Any requirements identified in the Buyer Purchase Order as “Customer Requirements” shall be flowed down to sub-tier suppliers exactly as specified.

The Seller shall be responsible for the conformity of all products purchased from their own sub-tier suppliers, including product from sources defined by the Buyer and/or the Buyer’s Customer.

24.First Article Inspection (FAI):If this clause is specified on the Purchase Order, Seller shall provide to Buyer a representative item from the first production run to verify that production processes, documentation and tooling are capable of producing parts and assemblies that meet requirements. Seller shall provide to Buyer a complete report showing objective evidence that all requirements of the Purchase Order, and related documents, drawings and specifications have been met. This First Article Inspection Report (FAIR) may be in the format chosen by Seller, however, the Buyer recommends that the requirements of Aerospace Standard AS9102 be complied with.

25.Special Requirements:If this clause is specified on the Purchase Order, Buyer has identified certain requirements that have high risks to being achieved thus requiring their inclusion in the Buyer risk management process. Those characteristics will be identified on Buyer documentation as “Critical” and or “Key”. Seller may be required to implement specific actions to ensure these characteristics are adequately managed by Seller. Specific controls shall be as agreed-upon between Buyer and Seller.

26.Certificate of Compliance:If this clause is specified on the Purchase Order, with each lot of items shipped against this order, the Seller shall provide a Certificate stating conformance with the requirements of Buyer’s procurement documents. The certificate shall specifically identify the purchased material and the procurement requirements (codes, standards, specifications etc.) met by the purchased items. The certificate, in the form of an affidavit, shall include a statement to the effect that all of the items shipped conform to all of the requirements of the procurement documents. The certificate shall be signed by a person whom Seller has made responsible for this function.

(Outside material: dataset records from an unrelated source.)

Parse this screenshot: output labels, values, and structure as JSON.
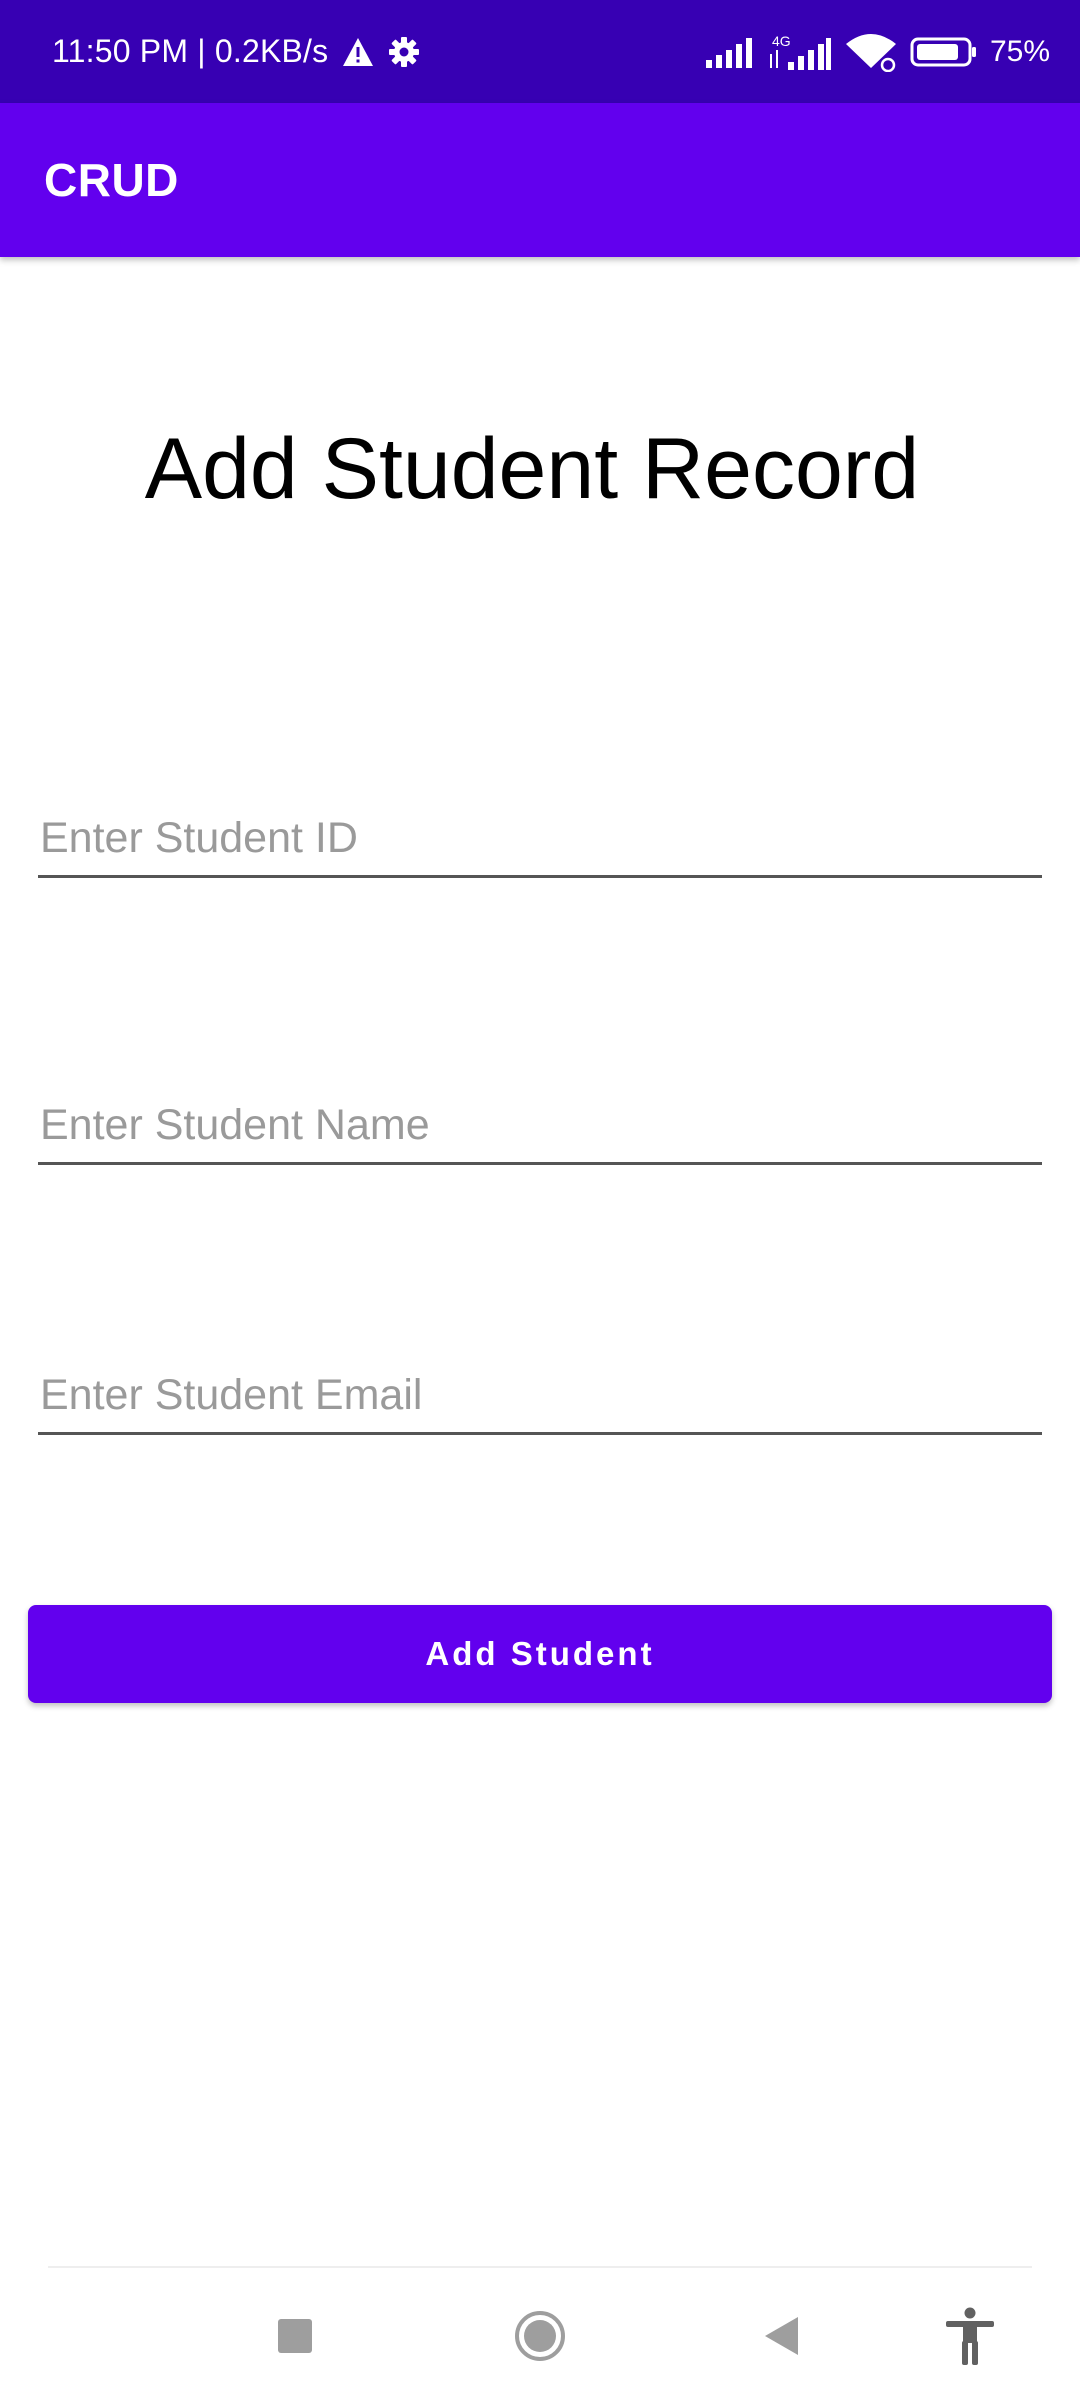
{
  "status_bar": {
    "time_speed": "11:50 PM | 0.2KB/s",
    "network_label": "4G",
    "battery_percent": "75%",
    "icons": [
      "warning-icon",
      "settings-gear-icon",
      "signal-icon",
      "signal-4g-icon",
      "wifi-icon",
      "battery-icon"
    ]
  },
  "app_bar": {
    "title": "CRUD"
  },
  "form": {
    "heading": "Add Student Record",
    "id_placeholder": "Enter Student ID",
    "id_value": "",
    "name_placeholder": "Enter Student Name",
    "name_value": "",
    "email_placeholder": "Enter Student Email",
    "email_value": "",
    "submit_label": "Add Student"
  },
  "nav_bar": {
    "icons": [
      "recents-square-icon",
      "home-circle-icon",
      "back-triangle-icon",
      "accessibility-icon"
    ]
  },
  "colors": {
    "status_bar": "#3700b3",
    "primary": "#6200ee",
    "placeholder": "#9a9a9a"
  }
}
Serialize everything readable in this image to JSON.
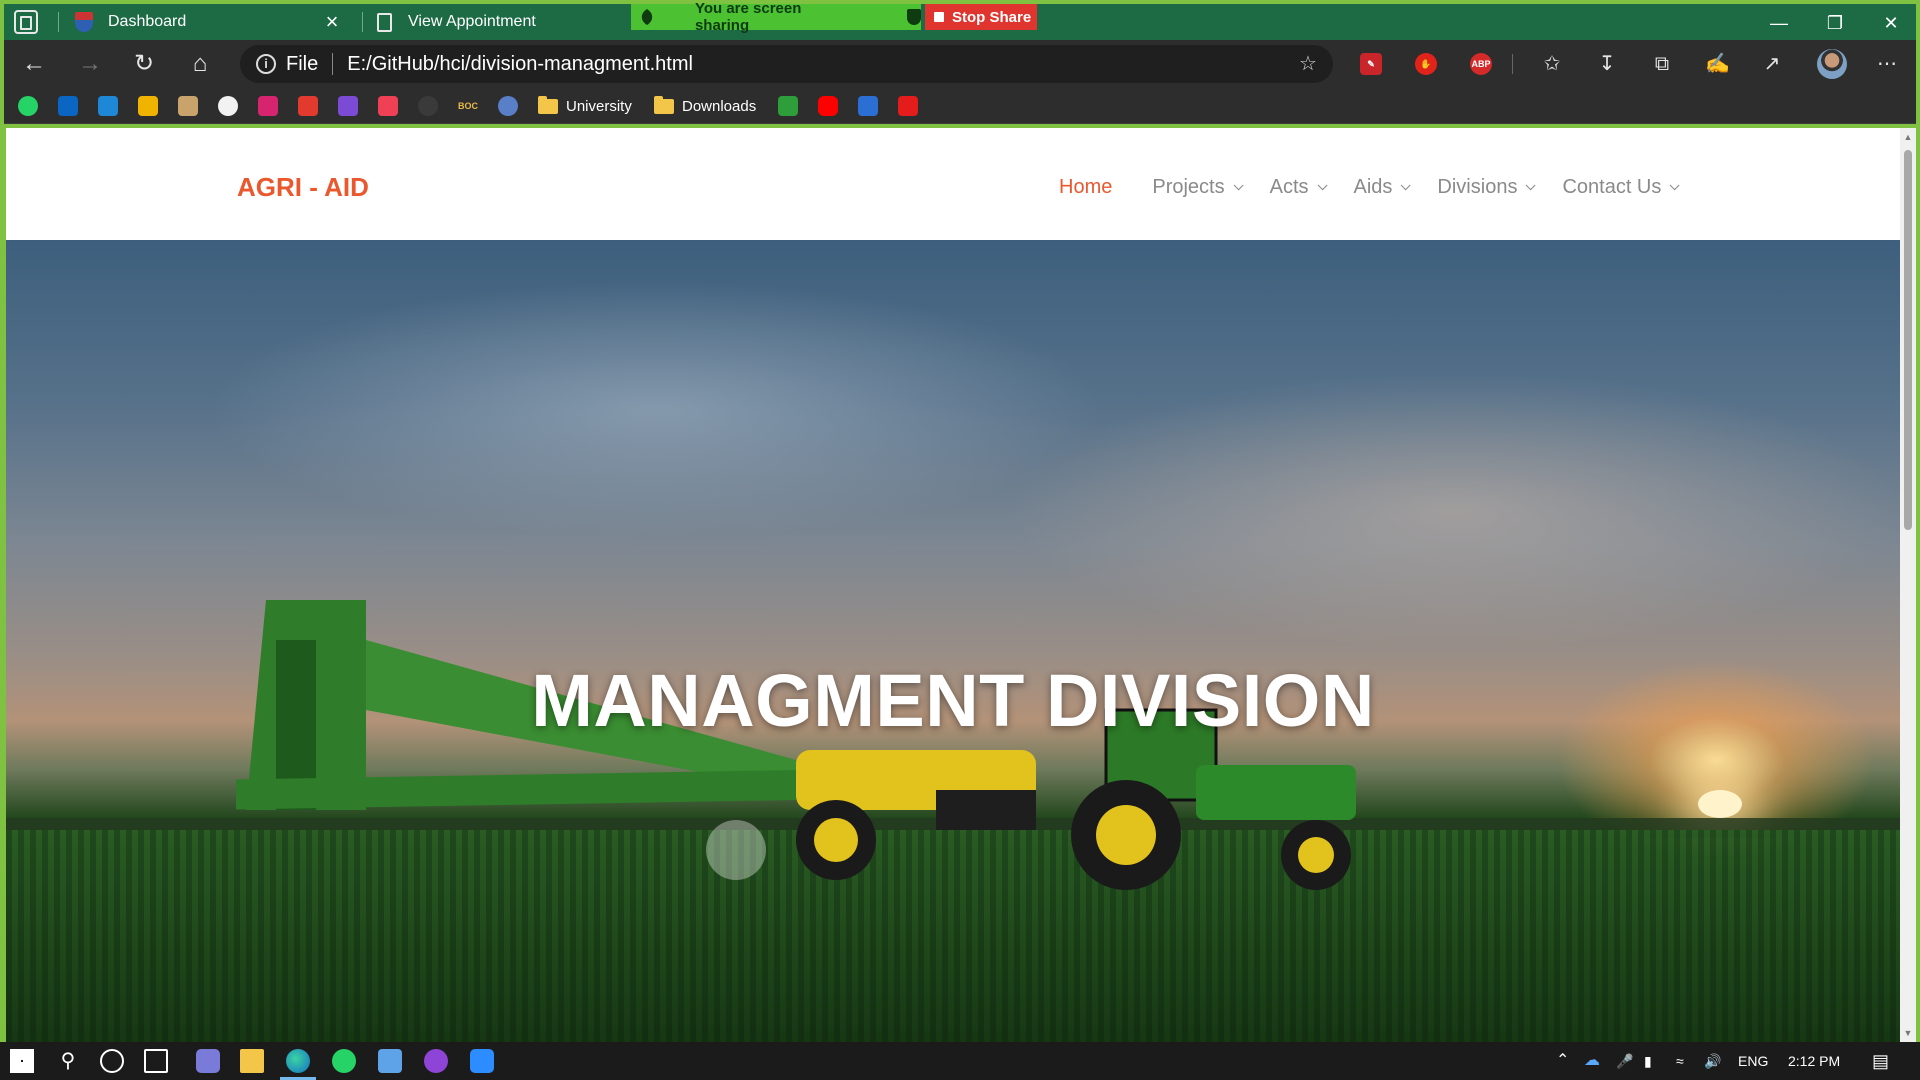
{
  "browser": {
    "tabs": [
      {
        "label": "Dashboard"
      },
      {
        "label": "View Appointment"
      }
    ],
    "screen_share": {
      "banner_text": "You are screen sharing",
      "stop_label": "Stop Share"
    },
    "address": {
      "scheme_label": "File",
      "url": "E:/GitHub/hci/division-managment.html"
    },
    "extensions": {
      "abp_label": "ABP"
    },
    "bookmarks": {
      "folders": [
        "University",
        "Downloads"
      ],
      "boc_label": "BOC"
    }
  },
  "site": {
    "logo": "AGRI - AID",
    "nav": [
      {
        "label": "Home",
        "active": true
      },
      {
        "label": "Projects"
      },
      {
        "label": "Acts"
      },
      {
        "label": "Aids"
      },
      {
        "label": "Divisions"
      },
      {
        "label": "Contact Us"
      }
    ],
    "hero_title": "MANAGMENT DIVISION"
  },
  "taskbar": {
    "language": "ENG",
    "time": "2:12 PM"
  },
  "colors": {
    "brand_orange": "#e9592d",
    "browser_frame_green": "#1d6b45",
    "share_green": "#4cc232",
    "stop_red": "#e0352f",
    "nav_gray": "#8a8a8a"
  }
}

27.Test Results:If this clause is specified on the Purchase Order, each unit shipped shall be accompanied by copies of reports of actual test results, indicating part, serial, and test specification/procedure numbers, as applicable. Test results shall not be averaged, deleted, nor omitted from the record, unless specifically allowed by the test specification. These reports must contain the signature of a responsible representative of the agency performing the test and must assure conformance to specified requirements. The specifications must be listed, including, as applicable, the specification revision letter, revision number and revision date.

28.Material Test Reports – Chemical Properties:If this clause is specified on the Purchase Order, the Seller shall provide copies of the results of chemical tests required by the applicable specification for the materials used or delivered to this order. These reports must be authenticated by a responsible representative of the agency performing the tests and must be clear, objective evidence of conformance to the requirements of the applicable specification.

29.Material Test Reports – Mechanical Properties:If this clause is specified on the Purchase Order, the Seller shall provide copies of the results of mechanical tests required by the applicable specification for the materials used or delivered to this order. These reports must be authenticated by a responsible representative of the agency performing the tests and must be clear, objective evidence of conformance to the requirements of the applicable specification.